If Roberto Luongo were to retire following his age 41 season instead, then the cap benefit recapture hit would balloon to $3,869,583 annually over two seasons.
By the way, something along these lines (albeit probably less dramatic) is what Pierre LeBrun described as the "absolute best case scenario" for Mike Gillis and the Canucks on the Luongo trade front this summer…
If a classic trade can’t be worked out, if a retained salary transaction proves to be too much of a head-ache, and if Vancouver isn’t willing to stomach dropping nearly thirty million on a compliance buyout, then the Canucks could eventually put Roberto Luongo on waivers.
Elite talent is rarely avaialable for free in the National Hockey League, and I think Luongo would be claimed if he were to be exposed on the waiver wire, but the Canucks would get zip in exchange. On the other hand, they wouldn’t have to pay out any additional money either…
Voiding the Contract
This is a prospect that was broached by Darren Dreger this offseason, and by Iain Macintyre following the 2013 NHL Trade Deadline. Essentially if Roberto Luongo doesn’t report to training camp this upcoming fall then the Canucks can terminate the contract on the grounds that Luongo is withholding services. This is similar to what happened with Tim Thomas, except that Tim Thomas’s cap-hit remained on the books for Boston (and eventually the New York Islanders) because his contract was of the 35+ variety.
It’s way to soon to assume that this is any type of realistic option. Of course it would also involve the Luongo-trade drama dragging on through another summer, which is certainly suboptimal for both the goaler and the Canucks.

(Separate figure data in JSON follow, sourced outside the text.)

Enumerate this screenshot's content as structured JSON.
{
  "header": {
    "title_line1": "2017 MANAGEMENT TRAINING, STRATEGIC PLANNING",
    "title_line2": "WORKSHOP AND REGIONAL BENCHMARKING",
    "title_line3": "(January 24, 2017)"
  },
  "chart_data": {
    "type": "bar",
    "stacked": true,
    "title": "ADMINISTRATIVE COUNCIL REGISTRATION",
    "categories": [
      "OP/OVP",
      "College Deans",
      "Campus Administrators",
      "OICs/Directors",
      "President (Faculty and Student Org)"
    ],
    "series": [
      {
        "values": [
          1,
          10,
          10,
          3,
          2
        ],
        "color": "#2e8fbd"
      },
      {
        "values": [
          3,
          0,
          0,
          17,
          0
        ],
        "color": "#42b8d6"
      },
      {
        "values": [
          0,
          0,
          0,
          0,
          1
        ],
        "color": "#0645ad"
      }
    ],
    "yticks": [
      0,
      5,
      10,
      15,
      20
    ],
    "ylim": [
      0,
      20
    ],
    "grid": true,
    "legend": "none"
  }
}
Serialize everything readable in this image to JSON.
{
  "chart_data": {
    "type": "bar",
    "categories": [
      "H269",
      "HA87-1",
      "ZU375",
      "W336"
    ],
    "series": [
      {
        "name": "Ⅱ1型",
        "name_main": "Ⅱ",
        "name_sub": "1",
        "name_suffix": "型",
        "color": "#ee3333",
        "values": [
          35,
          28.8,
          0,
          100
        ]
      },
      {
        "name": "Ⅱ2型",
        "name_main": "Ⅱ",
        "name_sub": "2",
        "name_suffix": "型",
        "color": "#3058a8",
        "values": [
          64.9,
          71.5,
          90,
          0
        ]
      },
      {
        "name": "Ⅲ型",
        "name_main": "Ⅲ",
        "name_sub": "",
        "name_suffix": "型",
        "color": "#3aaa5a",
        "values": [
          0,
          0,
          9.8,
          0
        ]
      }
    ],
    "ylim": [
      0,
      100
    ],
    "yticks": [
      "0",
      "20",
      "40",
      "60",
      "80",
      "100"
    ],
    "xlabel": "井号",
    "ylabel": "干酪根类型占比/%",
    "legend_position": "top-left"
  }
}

Trading Roberto Luongo is effing complicated. Compounding that issue is that, despite Luongo’s status as an elite netminder, there appears to be a limited market for his services while he’s attached to his current life time deal. Perhaps Mike Gillis can pull a rabbit out of his hat this summer, but I wouldn’t count on it.
Frankly it seems legitimately possible that Roberto Luongo’s contract is simply the exception to the "Scott Gomez corollary" a vague rule I made up last season which contends that "if Scott Gomez could be traded, then no player is truly immovable."